In 1979 I took my first physics class in high school. I had always been pretty good in science and math, but physics was the perfect marriage of both. It explained everything in my mind. Sure, I had a basic understanding gravity, friction, drag, etc., but physics allowed you to precisely measure and calculate those fundamental properties.
So, here we are over 30 years later. My son joined Cub Scouts as a Tiger Cub and we were exposed to one of the biggest annual physics experiments in the world.... The Pinewood Derby.
Over the next four years, my son and daughter experienced a lot of success in the Pinewood Derby at both the pack and district level. In my son's final year of competition, he won the den, pack, and district races as well as a race that was held at the National Scouting Museum in Irving, Texas. I thought that was it for the Pinewood Derby, but I was wrong....
At my kid's elementary school, fifth grade is the year that they all participate in the science fair. My wife and I were dreading the upcoming projects since we have twins. Then one day at work, a fellow engineer told me about how he and his son did a physics based science fair project. Bang! The light went on in my head and I thought, “Wow, why don't we do a project based on the physics of the Pinewood Derby.” I pitched the idea to my kids and they were both all in.
The problem with the science fair project was to figure out what we were trying to prove. We pretty much already knew how to build a winning car, so all we could really do is show how to make the car slower. So, that's what we did. We built a control/test car that applied all the best practices that we had learned along the road. Then we changed the mass, center of gravity, friction and drag to show how each of these attributes effected the performance of the car.

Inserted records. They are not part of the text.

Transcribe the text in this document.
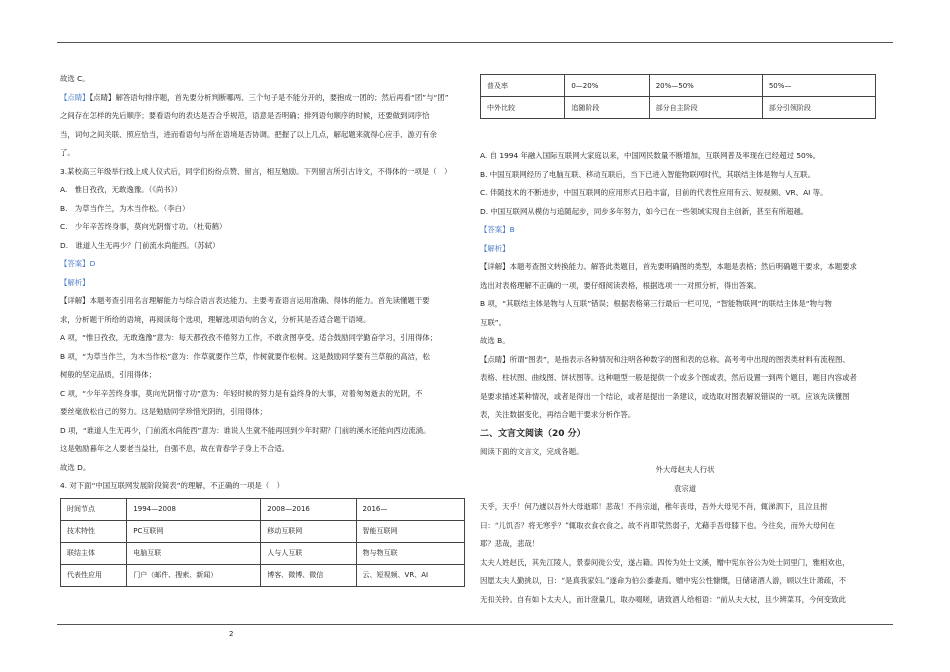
故选 C。

【点睛】【点睛】解答语句排序题，首先要分析判断哪两、三个句子是不能分开的，要抱成一团的；然后再看“团”与“团”

之间存在怎样的先后顺序；要看语句的表达是否合乎规范，语意是否明确；排列语句顺序的时候，还要做到词序恰

当，词句之间关联、照应恰当，进而看语句与所在语境是否协调。把握了以上几点，解起题来就得心应手、游刃有余

了。

3.某校高三年级举行线上成人仪式后，同学们纷纷点赞、留言，相互勉励。下列留言所引古诗文，不得体的一项是（　）

A.　惟日孜孜，无敢逸豫。（《尚书》）

B.　为草当作兰，为木当作松。（李白）

C.　少年辛苦终身事，莫向光阴惰寸功。（杜荀鹤）

D.　谁道人生无再少？门前流水尚能西。（苏轼）

【答案】D

【解析】

【详解】本题考查引用名言理解能力与综合语言表达能力。主要考查语言运用准确、得体的能力。首先读懂题干要

求，分析题干所给的语境，再阅读每个选项，理解选项语句的含义，分析其是否适合题干语境。

A 项，“惟日孜孜，无敢逸豫”意为：每天都孜孜不倦努力工作，不敢贪图享受。适合鼓励同学勤奋学习，引用得体；

B 项，“为草当作兰，为木当作松”意为：作草就要作兰草，作树就要作松树。这是鼓励同学要有兰草般的高洁，松

树般的坚定品质，引用得体；

C 项，“少年辛苦终身事，莫向光阴惰寸功”意为：年轻时候的努力是有益终身的大事，对着匆匆逝去的光阴，不

要丝毫放松自己的努力。这是勉励同学珍惜光阴的，引用得体；

D 项，“谁道人生无再少，门前流水尚能西”意为：谁说人生就不能再回到少年时期？门前的溪水还能向西边流淌。

这是勉励暮年之人要老当益壮，自强不息，故在青春学子身上不合适。

故选 D。

4. 对下面“中国互联网发展阶段简表”的理解，不正确的一项是（　）

时间节点	1994—2008	2008—2016	2016—
技术特性	PC互联网	移动互联网	智能互联网
联结主体	电脑互联	人与人互联	物与物互联
代表性应用	门户（邮件、搜索、新闻）	博客、微博、微信	云、短视频、VR、AI
普及率	0—20%	20%—50%	50%—
中外比较	追随阶段	部分自主阶段	部分引领阶段

A. 自 1994 年融入国际互联网大家庭以来，中国网民数量不断增加，互联网普及率现在已经超过 50%。

B. 中国互联网经历了电脑互联、移动互联后，当下已进入智能物联网时代，其联结主体是物与人互联。

C. 伴随技术的不断进步，中国互联网的应用形式日趋丰富，目前的代表性应用有云、短视频、VR、AI 等。

D. 中国互联网从模仿与追随起步，同步多年努力，如今已在一些领域实现自主创新，甚至有所超越。

【答案】B

【解析】

【详解】本题考查图文转换能力。解答此类题目，首先要明确图的类型，本题是表格；然后明确题干要求，本题要求

选出对表格理解不正确的一项，要仔细阅读表格，根据选项一一对照分析，得出答案。

B 项，“其联结主体是物与人互联”错误；根据表格第三行最后一栏可见，“智能物联网”的联结主体是“物与物

互联”。

故选 B。

【点睛】所谓“图表”，是指表示各种情况和注明各种数字的图和表的总称。高考考中出现的图表类材料有流程图、

表格、柱状图、曲线图、饼状图等。这种题型一般是提供一个或多个图或表，然后设置一到两个题目，题目内容或者

是要求描述某种情况，或者是得出一个结论，或者是提出一条建议，或选取对图表解说错误的一项。应该先读懂图

表，关注数据变化，再结合题干要求分析作答。

二、文言文阅读（20 分）

阅读下面的文言文，完成各题。

外大母赵夫人行状

袁宗道

天乎，天乎！何乃遽以吾外大母逝耶！悲哉！不肖宗道，稚年丧母，吾外大母见不肖，辄涕泗下，且泣且拊

曰：“儿饥否？将无寒乎？”辄取衣食衣食之。故不肖即茕然弱子，尤藉手吾母膝下也。今往矣，而外大母何在

耶？悲哉，悲哉！

太夫人姓赵氏，其先江陵人，景泰间徙公安，遂占籍。四传为处士文溪，赠中宪东谷公为处士同里门，雅相欢也，

因愿太夫人勤挑以，日：“是真我家妇。”遂命为伯公黍妻焉。赠中宪公性慷慨，日储诸酒人游，顾以生计萧疏，不

无扣关铃。自有如卜太夫人，而计澄量几，取办啜嗟，诸致酒人给相语：“前从夫大杖，且少辨菜耳，今何变致此

2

My kids worked really hard on this project and by the end, really had a grasp of why the cars they had helped to build every year were so successful. It wasn't just luck, it was physics. The project came out great. I mean really great. They won their school's science fair and placed 2nd in the city wide district science fair. Personally, I would take those two victories over all the Pinewood Derby victories combined.
As the project came to a conclusion, I came to a realization. There is a lot of info on the web about how to build a winning car. What you can't find is experimental data that quantifies the effect of not following the winning recipes. In other words, what is the sacrifice if you don't follow all the known speed secrets.
This booklet attempts to quantify the sacrifices you can expect if you don't optimize the weight, center of gravity, drag and friction. The data my kids collected for their elementary science fair experiment will show you just how important each of these attributes are and what you can expect if you decide to cut corners.
I also picked up a couple of speed secrets along the way. I will provide you with what I think are some really good tips on lubrication, polishing of axles and wheels, drag and friction reduction, weight placement and adjustment. In particular, the approach we used to polish and lubricate the axles and wheels is superior in my opinion.
What I really hope is that this book helps you figure out quickly how to build a car that is very competitive without wasting a bunch of time on the web. Enjoy, and happy racing!